它從沒來過這里,不認識路。加之本身體型太小又很慌亂,沒過多久,它就逃竄到一堵墻下。原本它可以順著墻往外爬,但作為一只可憐弱小又無助的兔子,它奔跑了好一陣,體力已經透支的一干二凈,別說繼續逃命,就連站著也氣喘吁吁。
它再也沒有退路。
這時,不遠處傳來一陣陣邪惡而癲狂的笑聲。
“我看到它往那邊跑了。”
“我也看到了,快去抓啊。”
“嘿嘿嘿,小兔兔,美味的小兔兔。”
福厄之兔驚恐的瞪大了眼睛,難道自己就要交代在這里了嗎。
“不要啊。”它伸出肥短的jiojio,捂住自己的臉。“兔兔還不想死,兔兔還想跟著尊主,穿漂亮衣服,住好房子。”
它終于忍不住,嚎啕大哭。
“好,我都答應你,別哭了。”熟悉而親切的聲音傳來,緊接著一只溫暖的手從上面將它整個兔子捉起來,捧在手里。
徐智摸了摸它的兔腦袋,“現在沒事了。”
福厄之兔一愣,隨后緊緊抱住徐知,“尊主,你終于來救兔兔了。”
徐智又安撫了福厄之兔幾句,便帶著‘它’回到了數學老師的辦公室。她依然沒有做那套試卷,只是和兔子有一搭沒一搭的聊天。

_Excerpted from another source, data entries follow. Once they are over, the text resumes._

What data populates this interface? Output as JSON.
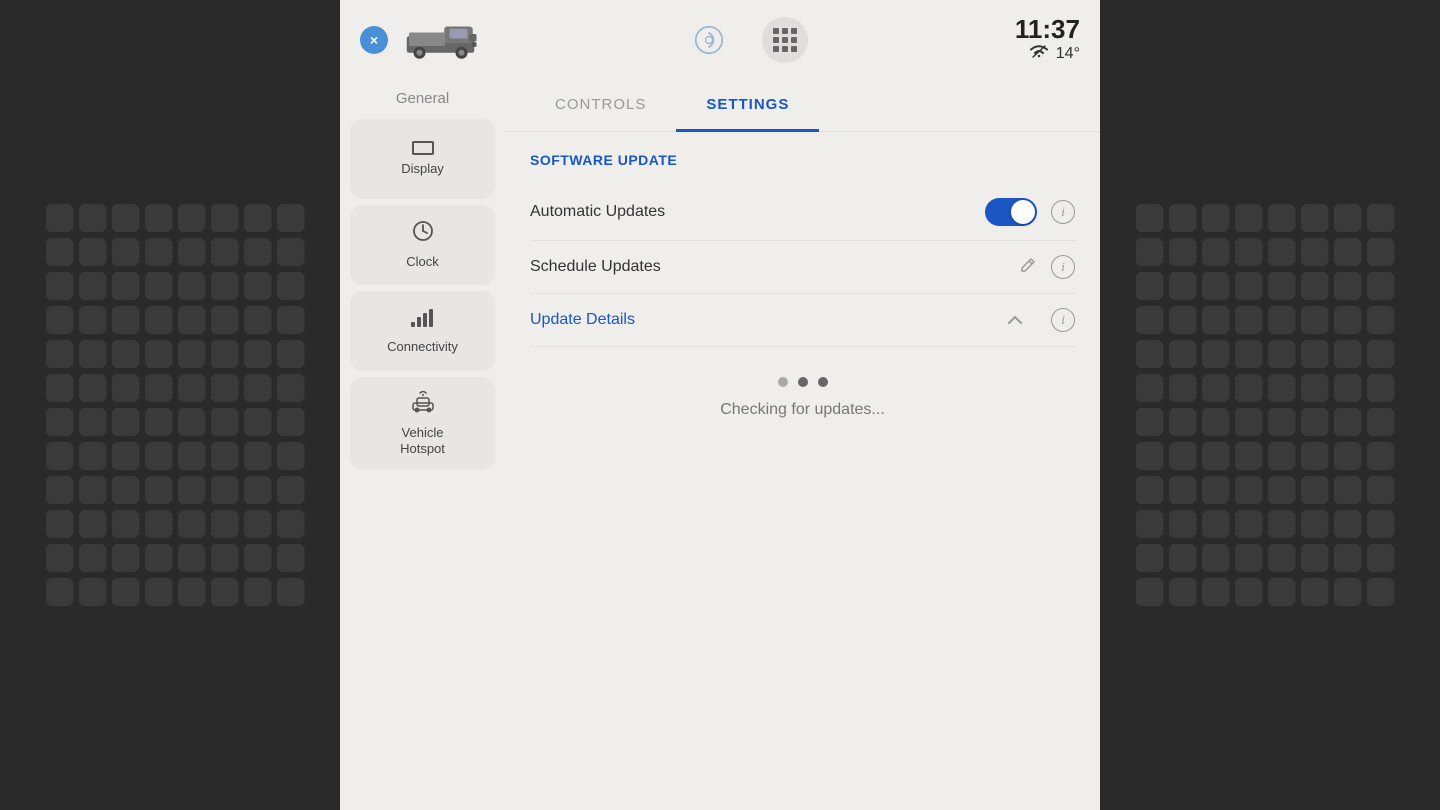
{
  "app": {
    "time": "11:37",
    "temperature": "14°"
  },
  "tabs": [
    {
      "id": "controls",
      "label": "CONTROLS",
      "active": false
    },
    {
      "id": "settings",
      "label": "SETTINGS",
      "active": true
    }
  ],
  "sidebar": {
    "general_label": "General",
    "items": [
      {
        "id": "display",
        "label": "Display",
        "icon": "display"
      },
      {
        "id": "clock",
        "label": "Clock",
        "icon": "clock"
      },
      {
        "id": "connectivity",
        "label": "Connectivity",
        "icon": "connectivity"
      },
      {
        "id": "hotspot",
        "label": "Vehicle Hotspot",
        "icon": "hotspot"
      }
    ]
  },
  "settings": {
    "section_title": "SOFTWARE UPDATE",
    "items": [
      {
        "id": "auto-updates",
        "label": "Automatic Updates",
        "type": "toggle",
        "value": true
      },
      {
        "id": "schedule-updates",
        "label": "Schedule Updates",
        "type": "edit"
      },
      {
        "id": "update-details",
        "label": "Update Details",
        "type": "expandable",
        "expanded": true
      }
    ],
    "checking": {
      "text": "Checking for updates..."
    }
  },
  "buttons": {
    "close": "×",
    "info": "i"
  }
}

她有兩個發現,第一,兔子可以直接在腦海里和她交流。第二,她確實是兔子的主人。至于她到底是誰,發生了什么,還有沒有其他類似福厄之兔的眷屬,又經歷了什么才變成現在這樣的,等等一系列問題。兔子的回答和之前她在街道下那條神秘通道聽到的一樣。
“尊主,兔兔不能告訴你更多了。兔兔有限制的。”兔子說。
“我明白,你放心,我會自己調查出真相的。”
她現在越發肯定,只要找到自己的身份,便能離開這個詭異而混亂的環境。她又和福厄之兔聊了幾句后,就聽到下課鈴聲響起,緊接著兩道匆匆的腳步聲從門外傳來。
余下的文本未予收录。